В процессе пересборки космоса
— Лета, тебя — наряду с Н. Сучковой и М. Марковой — часто причисляют к поэтам «вологодской школы». Само это понятие в ходу с 1960-х, когда «вологодская школа» означала — Н. Рубцов, А. Яшин, О. Фокина… Существует ли, по-твоему, такая школа сегодня, и если да — каковы ее общие поэтические черты? Можно ли говорить о преемственности по отношению к тем поэтам, которые перечислены выше?
— Мне кажется, людям удобнее воспринимать мир, когда он классифицирован. В учебнике по «Психологии критического мышления» рекомендуют располагать слова или по алфавиту, или по случайным смысловым блокам, чтобы запомнить, создавая цепочки ассоциаций. При этом в самóй познаваемой реальности (в наборе слов) ничего не меняется. Понятие «вологодская школа» — такая же внешняя рамка для удобства восприятия. Но, на мой взгляд, это как книги, поставленные на полку по формату. Мне кажется, мы с Натой и Машей неплохо смотримся вместе, но ровно потому, что мы разные. И пути у нас разные, и темы, и поэтики.
Моя «вологодскость» сформировалась в Москве — во время и после учебы в Литинституте, в общении с моими друзьями-поэтами из разных городов. И это естественный процесс: локальная идентичность формируется в столкновении с внешним окружением, когда ты понимаешь, что та или иная черта не обыденна, как воздух, а твоя особенность, по которой тебя узнают. Преемственность, может быть, и есть, но она неосознанная и нецеленаправленная. И Фокина, и Рубцов, и Яшин учились в Литинституте, они восприняли веяния своего времени. Мы — своего. Из вологодских имен для меня наиболее значимы Батюшков и Шаламов, но оба они — и вовсе вологодские только по биографии.
— А имя опять-таки Наты Сучковой? Я бы сказала, что с ее «вологодскими» стихами тебя роднит не столько география, сколько прежде всего бережное и чуткое отношение к прошлому, которое со всеми его подробностями оказывается вписано в настоящее. Вся твоя поэзия — балансирование между прошлым со всеми его голосами и приметами и собственно настоящим; с чем ты чувствуешь большую связь — с прошлым или с современностью? Где ищешь свои лирические сюжеты?
— Натины стихи для меня всегда значили очень много. И она действительно внимательна к прошлому — личному, детству и отрочеству, и окружающему их общему. Знаешь, в традиционных обществах в момент изобретения фотографии возникало множество поверий и запретов. Они основывались на идее, что фотография вбирает в себя жизнь или душу фотографируемого. Детальная фиксация наделялась способностью пленять самую суть вещей. Стихи Наты похожи на вот такие фотографии, которые суть не отпечаток реальности, а ее новый дом, в которой она остается живой, даже когда исчезает за их пределами…
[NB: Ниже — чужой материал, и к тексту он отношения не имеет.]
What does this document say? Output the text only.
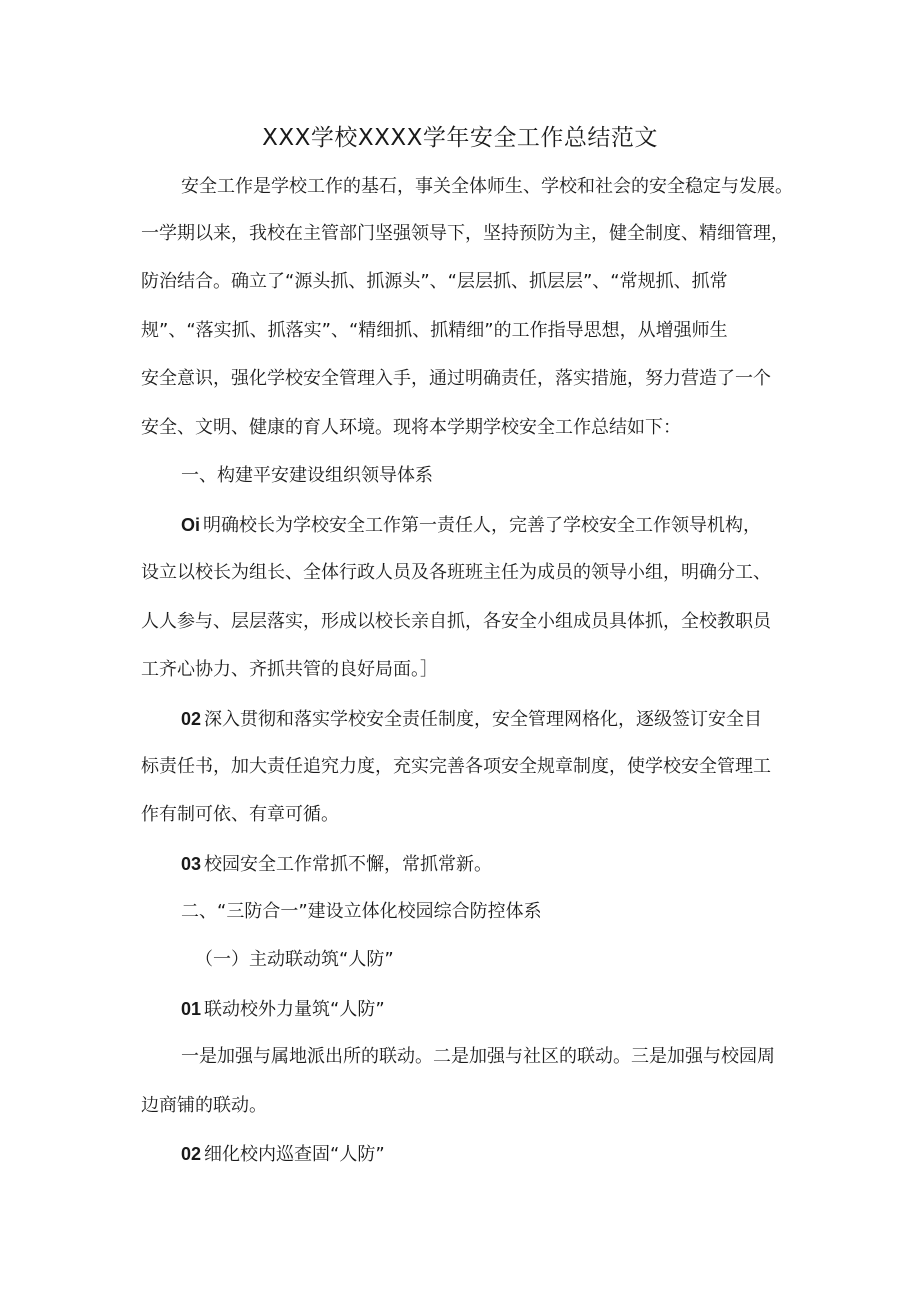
XXX学校XXXX学年安全工作总结范文
安全工作是学校工作的基石，事关全体师生、学校和社会的安全稳定与发展。
一学期以来，我校在主管部门坚强领导下，坚持预防为主，健全制度、精细管理，
防治结合。确立了“源头抓、抓源头”、“层层抓、抓层层”、“常规抓、抓常
规”、“落实抓、抓落实”、“精细抓、抓精细”的工作指导思想，从增强师生
安全意识，强化学校安全管理入手，通过明确责任，落实措施，努力营造了一个
安全、文明、健康的育人环境。现将本学期学校安全工作总结如下：
一、构建平安建设组织领导体系
Oi 明确校长为学校安全工作第一责任人，完善了学校安全工作领导机构，
设立以校长为组长、全体行政人员及各班班主任为成员的领导小组，明确分工、
人人参与、层层落实，形成以校长亲自抓，各安全小组成员具体抓，全校教职员
工齐心协力、齐抓共管的良好局面。］
02 深入贯彻和落实学校安全责任制度，安全管理网格化，逐级签订安全目
标责任书，加大责任追究力度，充实完善各项安全规章制度，使学校安全管理工
作有制可依、有章可循。
03 校园安全工作常抓不懈，常抓常新。
二、“三防合一”建设立体化校园综合防控体系
（一）主动联动筑“人防”
01 联动校外力量筑“人防”
一是加强与属地派出所的联动。二是加强与社区的联动。三是加强与校园周
边商铺的联动。
02 细化校内巡查固“人防”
Настоящее во многом формируется прошлым. Когда мы задумываемся, а что есть человек? Личность? Самость? Я? Один из ответов: воспоминания. Есть фантастические фильмы, где личность человека тесно связана с его воспоминаниями. Прошлое — согласно метафоре Яна и Алейды Ассман — коллективная память. Но память — это не то, что было тогда, а то, что вспоминается сейчас. Выбор воспоминаний и их интерпретаций — это выбор настоящего. И будущего. Табуированные темы в прошлом создают заторы, которые не дают двигаться вперед, заставляют возвращаться, ходить кругами. А проговаривание позволяет принимать и находить событиям истории место в комнате настоящего. В конфликтах памяти и в их разрешении — в непрерывности и взаимовлиянии — я и стараюсь находить темы. И это опосредовано чужим словом: отсюда в моих стихах — реплики и монологи людей, которые пытаются забыть или вспомнить, но продолжают существовать на границе между этими состояниями.
— «Вот это мама. / Вот это мама с отцом. / А бабушкиной фотографии не сохранилось…» А как по-твоему, остались ли еще табуированные темы, допустим, в поэзии? Или сейчас можно говорить обо всем, а периодически вспыхивающие скандалы вокруг той же фемпоэзии с ее педалированием темы телесного только подтверждают общие изменения?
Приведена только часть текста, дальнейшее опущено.